2013 Mumford Lecture by Marshall Berman, “Emerging from the Ruins”

On the occasion of a special event celebrating the acquisition of books and papers of the late Distinguished Prof. Marshall Berman, the school is pleased to share Berman’s Mumford Lecture from May 2, 2013, “Emerging from the Ruins.”

In the annual Mumford Lecture convened by the Graduate Urban Design Program at the City College of New York, Marshall Berman spoke in the Great Hall.

Introduction by Program Director Michael Sorkin

Marshall Berman describes ruins as a process and shares vignettes from his early childhood to help contextualize the decades of planned destruction of the central Bronx needed to make way for the Cross Bronx Expressway. He describes the brutality of urbicide, masterfully weaving a heartful narrative with the staggering statistics of loss for the borough, all-the-while cognizant of certain positive infrastructural developments that the construction precipitated. Dr. Berman draws comparisons between New York and Jerusalem and creates accessible difficult biblical passages; he analyzes political and economic conditions through Marxist ideology, and raises difficult questions such as how do people in a murdered city live?. He remains humble; he drinks a Pepsi; he celebrates rap and graffiti as meaningful methods of self-expression; he acknowledges resilience, the very act of choosing life. And most of all Marshall Berman remains hopeful, having seen what good might arise from ruins, having witnessed New York in periods of great change, strife, and introspection.

Marshall Berman, staunch advocate for and devotee to education, ends his lecture with this statement:

CCNY is here so people can come up, so that they can grow up smart as well as handsome. So they can learn to make new covenants, and do new things. We’re here for them. But also, for our whole cosmopolitan city. We want their learning to be collective learning. Our students have a right to this, but really our whole city has the right to this. It has the right whether it knows it or not. It has the right whether it wants it or not.

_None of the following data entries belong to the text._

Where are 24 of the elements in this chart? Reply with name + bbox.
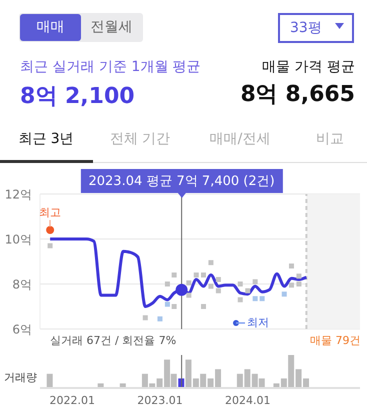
text: 매매 bbox=[20, 14, 81, 41]
y-tick-label: 10억 bbox=[4, 232, 32, 246]
y-tick-label: 12억 bbox=[4, 187, 32, 202]
x-tick-label: 2022.01 bbox=[49, 394, 95, 407]
y-tick-label: 8억 bbox=[12, 277, 32, 292]
text: 33평 bbox=[290, 19, 322, 38]
y-axis-title: 거래량 bbox=[4, 370, 37, 385]
x-tick-label: 2024.01 bbox=[224, 394, 270, 407]
x-tick-label: 2023.01 bbox=[137, 394, 183, 407]
text: 최근 실거래 기준 1개월 평균 bbox=[20, 58, 201, 76]
text: 비교 bbox=[316, 130, 344, 148]
text: 매물 가격 평균 bbox=[262, 58, 355, 76]
text: 전체 기간 bbox=[110, 130, 170, 148]
text: 최근 3년 bbox=[18, 130, 74, 148]
y-tick-label: 6억 bbox=[12, 322, 32, 336]
text: 2023.04 평균 7억 7,400 (2건) bbox=[80, 169, 283, 193]
annotation: 최고 bbox=[39, 205, 62, 220]
text: 매매/전세 bbox=[210, 130, 270, 148]
annotation: 최저 bbox=[247, 315, 269, 330]
text: 실거래 67건 / 회전율 7% bbox=[50, 333, 176, 348]
text: 매물 79건 bbox=[310, 333, 360, 348]
text: 8억 2,100 bbox=[20, 83, 135, 111]
text: 전월세 bbox=[90, 18, 134, 37]
text: 8억 8,665 bbox=[240, 81, 355, 109]
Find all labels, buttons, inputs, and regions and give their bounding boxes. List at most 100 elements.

New York has a tradition of great dreams. Its urbicidal ruins felt like a cosmic mockery of all of them. And yet, our city of ruins has become a place where people coming from everywhere can work together. Cities can be places where people will have the spirit and power to look, to meet, to talk, listen, share, to be there with each other.

Marshall Berman, then-distinguished professor at City College, author of All That Is Solid Melts Into Air: The Experience of Modernity, American philosopher, Marxist, and humanist, spent his lifetime interested in ruins. He published extensively, and heldegrees from Columbia University, University of Oxford, and Harvard University. His coined term “urbicide,” defined as the murder of cities, has been employed as a lens through which to understand contemporary urban phenomenon in cities around the world, including New York, Paris, and Jerusalem.